5.1.3 Quantities of interest

To display the course of Algorithm 1, we use the norm of F_k := F(u^k), the error ${\lVert E_{k}\rVert }$, the quotients q_k and Q_k introduced in Theorem 6, and furthermore:

$$ \beta_{k}:={\lVert B_{k}-B_{k-1}\rVert}, \qquad {C_{k}^{u}} := \frac{{\lVert u^{k}-\bar{u}\rVert}}{{\left\|u^{k-1}-\bar{u}\right\|}^{\varphi}},\qquad {C_{k}^{B}}:=\frac{{\lVert B_{k}-B_{k-1}\rVert}}{{\left\|B_{k-1}-B_{k-2}\right\|}^{\varphi}}, $$

as well as:

$$ \mathcal{R}_{k}^{B}:=\log\bigl({\left\|B_{k}-B_{k-1}\right\|}^{-1}\bigr)^{\frac{1}{k}} $$

and:

$$ {{\mathcal{Q}}_{k}^{u}} := \frac{\log({\lVert u^{k}-\bar{u}\rVert})}{\log({\lVert u^{k-1}-\bar{u}\rVert})},\qquad {{\mathcal{Q}}_{k}^{B}}:=\frac{\log({\lVert B_{k}-B_{k-1}\rVert})}{\log({\lVert B_{k-1}-B_{k-2}\rVert})}. $$

We note that ${{\mathcal {Q}}_{k}^{u}}$ and ${{\mathcal {Q}}_{k}^{B}}$ approximate the q-order of convergence while $\mathcal {R}_{k}^{B}$ approximates the r-order. Whenever any of these quantities is undefined, we set it to − 1, e.g., β₀ := − 1. We will use these quantities to confirm that (B_k) converges, cf. Corollary 2, and to assess the convergence order of (u^k) and $({\lVert B_{k+1}-B_{k}\rVert })$, cf. Theorem 6. We are also interested in whether ${\lVert E_{k}\rVert }\to 0$, i.e., whether (B_k) converges to the true Jacobian $F^{\prime }(\bar {u})$, cf. for instance Remark 6.
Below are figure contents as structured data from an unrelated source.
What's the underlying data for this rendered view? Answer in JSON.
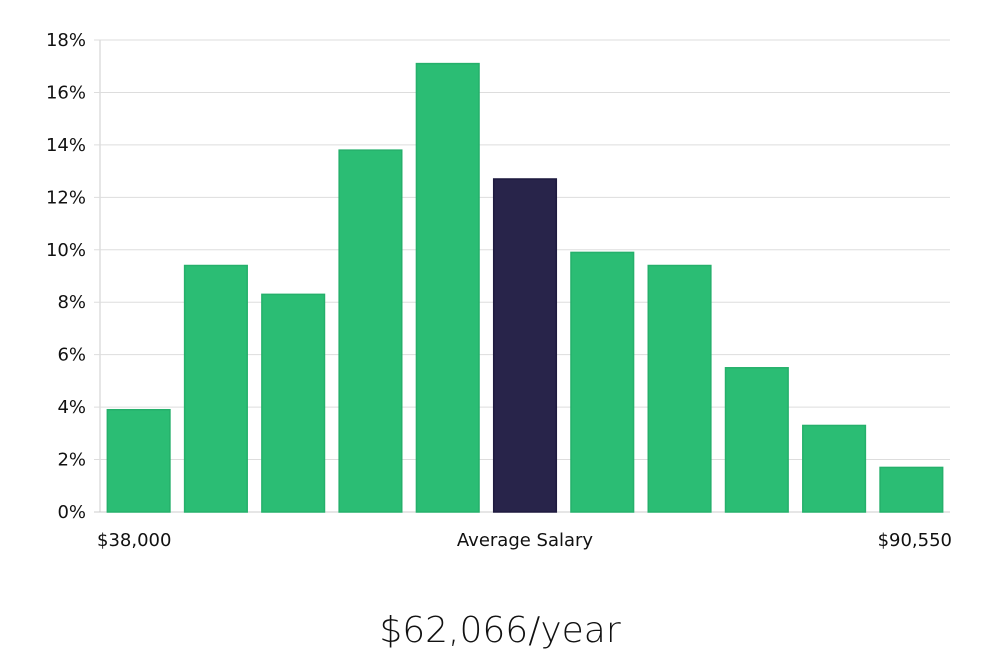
{
  "chart_data": {
    "type": "bar",
    "title": "",
    "xlabel": "Average Salary",
    "ylabel": "",
    "x_range_labels": {
      "min": "$38,000",
      "center": "Average Salary",
      "max": "$90,550"
    },
    "ylim": [
      0,
      18
    ],
    "y_ticks": [
      "0%",
      "2%",
      "4%",
      "6%",
      "8%",
      "10%",
      "12%",
      "14%",
      "16%",
      "18%"
    ],
    "values": [
      3.9,
      9.4,
      8.3,
      13.8,
      17.1,
      12.7,
      9.9,
      9.4,
      5.5,
      3.3,
      1.7
    ],
    "highlight_index": 5,
    "grid": true,
    "colors": {
      "bar": "#2bbd74",
      "highlight": "#28244a",
      "grid": "#dddddd",
      "axis": "#cccccc"
    }
  },
  "salary": "$62,066/year"
}
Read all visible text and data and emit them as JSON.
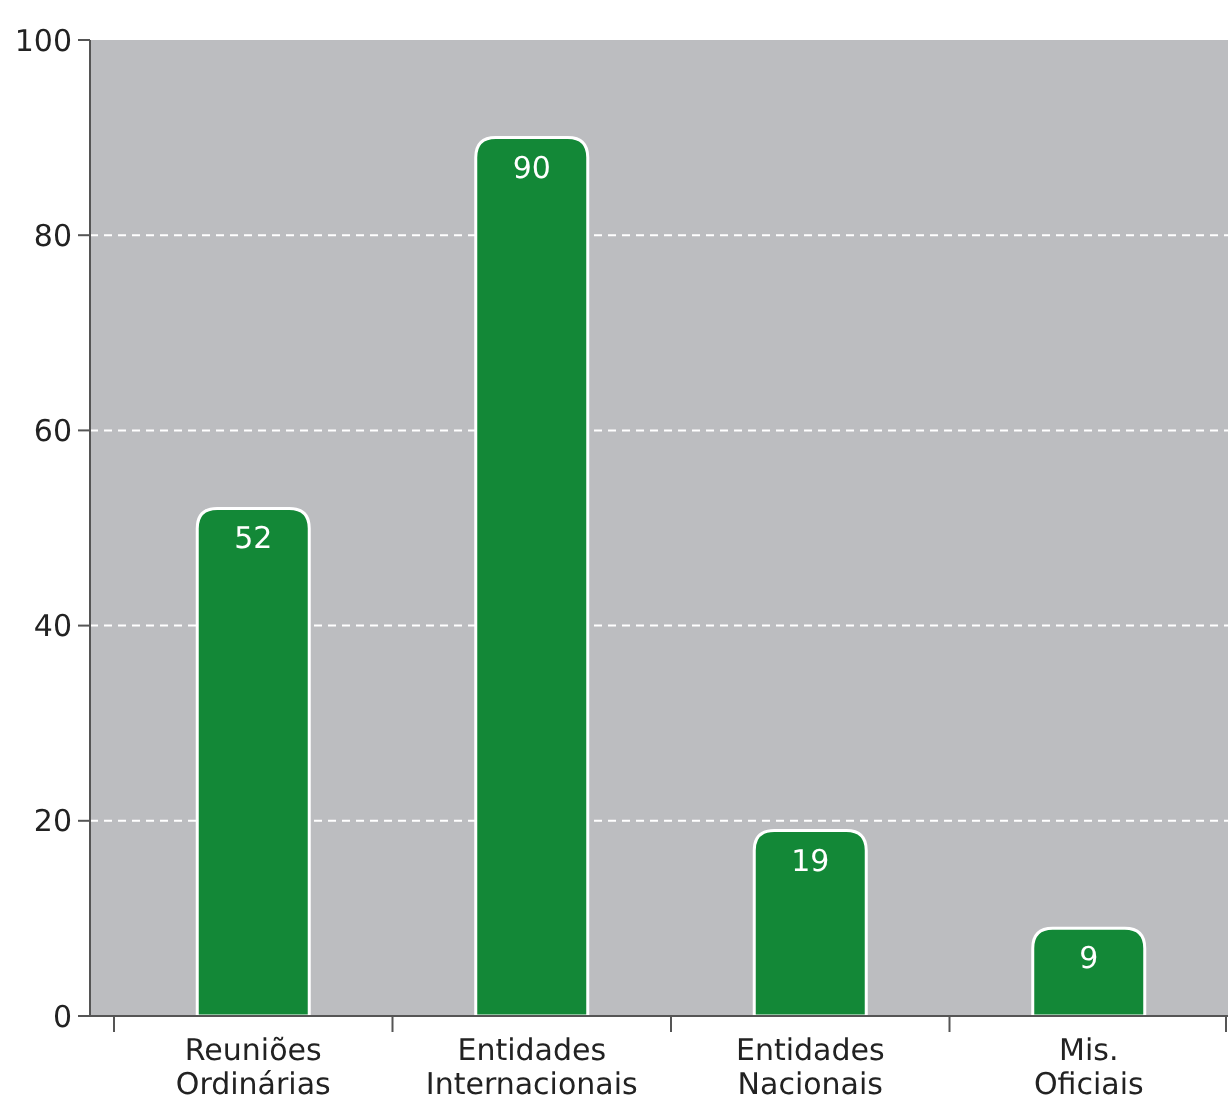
{
  "chart_data": {
    "type": "bar",
    "categories": [
      "Reuniões Ordinárias",
      "Entidades Internacionais",
      "Entidades Nacionais",
      "Mis. Oficiais"
    ],
    "values": [
      52,
      90,
      19,
      9
    ],
    "color": "#138837",
    "ylim": [
      0,
      100
    ],
    "yticks": [
      0,
      20,
      40,
      60,
      80,
      100
    ],
    "grid": "y",
    "data_labels": true
  }
}
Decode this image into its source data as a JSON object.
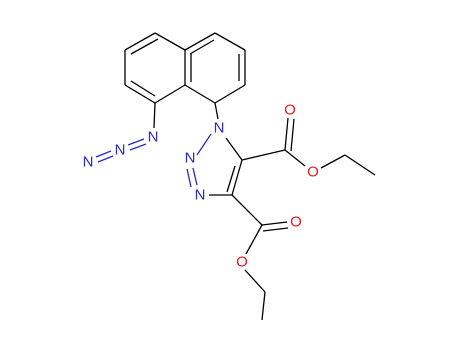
{
  "atoms": [
    {
      "label": "N"
    },
    {
      "label": "N"
    },
    {
      "label": "N"
    },
    {
      "label": "N"
    },
    {
      "label": "N"
    },
    {
      "label": "N"
    },
    {
      "label": "O"
    },
    {
      "label": "O"
    },
    {
      "label": "O"
    },
    {
      "label": "O"
    }
  ]
}
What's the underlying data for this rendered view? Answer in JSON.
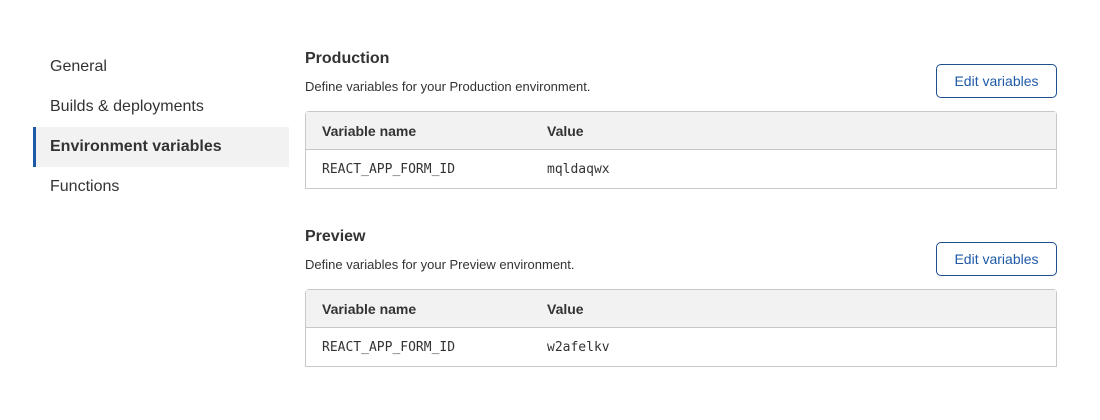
{
  "sidebar": {
    "items": [
      {
        "label": "General",
        "active": false
      },
      {
        "label": "Builds & deployments",
        "active": false
      },
      {
        "label": "Environment variables",
        "active": true
      },
      {
        "label": "Functions",
        "active": false
      }
    ]
  },
  "sections": [
    {
      "title": "Production",
      "description": "Define variables for your Production environment.",
      "button": "Edit variables",
      "columns": [
        "Variable name",
        "Value"
      ],
      "rows": [
        [
          "REACT_APP_FORM_ID",
          "mqldaqwx"
        ]
      ]
    },
    {
      "title": "Preview",
      "description": "Define variables for your Preview environment.",
      "button": "Edit variables",
      "columns": [
        "Variable name",
        "Value"
      ],
      "rows": [
        [
          "REACT_APP_FORM_ID",
          "w2afelkv"
        ]
      ]
    }
  ],
  "colors": {
    "accent": "#1e5aa8",
    "active_bg": "#f2f2f2"
  }
}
5.1.4 Single runs and cumulative runs

We use single runs and cumulative runs. For single runs, we display the quantities of interest during the course of the algorithm. A cumulative run consists of 1000 single runs with initial data varying according to Section 5.1.2, unless stated otherwise. Let us briefly describe the aggregated quantities that we use to assess cumulative runs. For instance, to gauge the q-order of $({\lVert B_{k+1}-B_{k}\rVert })$, we compute for each single run of a cumulative run the number:

$$ {\mathcal{Q}}_{j} :=\min_{k_{0}(j)\leq k\leq\bar k(j)} {{\mathcal{Q}}_{k}^{B}}, $$

where j ∈ [1000] indicates the respective single run and we consistently use $k_{0}(j):=\min \limits \{100,\lfloor 0.75\bar k(j)\rfloor \}$. As outcome of the cumulative run, we display:

$$ {\mathcal{Q}}_{B}^{-}:=\min_{j\in[1000]}{\mathcal{Q}}_{j}\qquad\text{ and }\qquad {\mathcal{Q}}_{B}^{+}:=\max_{j\in[1000]}{\mathcal{Q}}_{j}. $$

If the stronger conditions in Theorem 6 1 hold, then ${\mathcal {Q}}_{B}^{-}$ and ${\mathcal {Q}}_{B}^{+}$ should both be close to the golden mean φ. If the convergence is of lower order in any of the 1000 single runs, then we expect ${\mathcal {Q}}_{B}^{-}$ to be smaller than φ.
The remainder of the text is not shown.